Fund request for ‘stunning landmark’ hub supported

The Balclutha Bridge viewed through the shell of the new Clutha Community Hub yesterday. The hub...
The Balclutha Bridge viewed through the shell of the new Clutha Community Hub yesterday. The hub has received public backing for additional council funding during recent consultation. PHOTO: RICHARD DAVISON
A major southern construction project looks likely to plug a budget shortfall, following public backing for further council funding.

At a meeting on March 30, the Clutha District Council revealed it was considering an additional $2.5 million grant for the Clutha Community Hub build in Balclutha, following a $7 million budget overrun.

The council meets today to discuss final changes to its annual plan, including the proposed hub grant, before it is adopted on June 9.

In a report about the grant, which formed a discrete element in recent annual plan consultation, council senior policy adviser Mike Goldsmith says 75% of submissions support a grant of $2.5 million funded by reserves.

A second option to fund the grant through rates received no supporting submissions, leaving the remaining 25% against further council funding for the project.

On May 6, government regional economic development and investment unit Kanoa announced it would provide a further $2.5million grant for the project, if matched by the council.

The hub, which replaces the former Balclutha War Memorial Hall, is overseen by council-backed group the Clutha Community Hub Charitable Trust.

The multi-purpose community facility was originally to be funded 50:50 by ratepayers and a $7.5 million Provincial Growth Fund "shovel-ready" grant.

The trust announced a revised cost for the project of $22 million in March, increasing to $24 million when direct council-related costs, such as landscaping and car parking, and third-party funded memorial gardens were included.

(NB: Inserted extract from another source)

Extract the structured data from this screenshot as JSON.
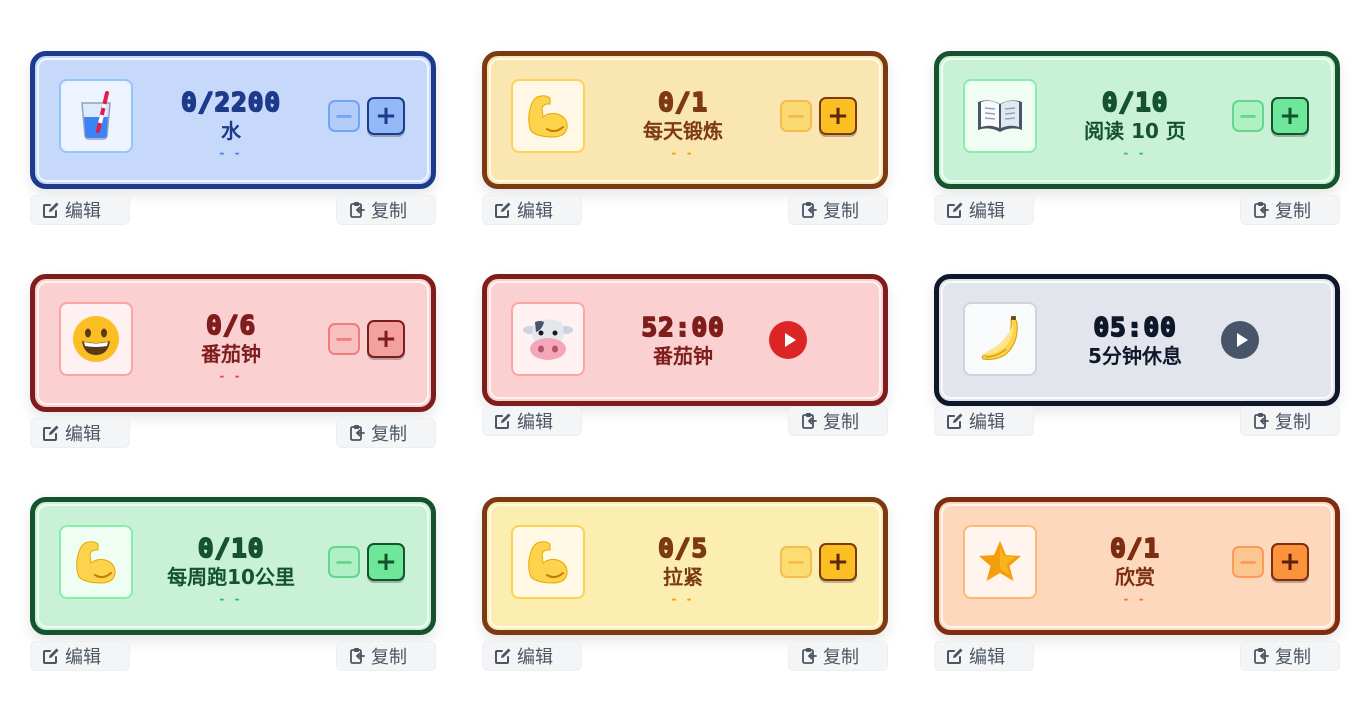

Submissions received by the council during the recent consultation expressed polar opinions on further funding.

Among those against was a submitter who said the funding request was "sneaky", and amounted to "theft" from the public.

"Was the additional $7 million for the fit-out ever allowed for in the $15 million budget, or was this a sneaky way to get the development started and then ask for more funding?

"I think the trust and the council staff that approved this contract should run cake stalls and chop and sell firewood to raise the funds ... To me this is theft as a public servant."

However, a majority, including "S Bowden’’, remained positive about the prospect of the new facility.

"A stunning architectural landmark not working to its full glorious potential! Please don't cut corners; our whole community and visiting groups from afar need this, completed to all the specifications."

The council will decide whether to endorse the grant this afternoon, among other budgetary proposals in the 2022-23 annual plan.

The council looks likely to maintain its self-imposed rates cap of 4%.

Figures show a revised rates baseline increase of 3.61% before final annual plan changes are approved.

This is down from a projected 3.97% in March.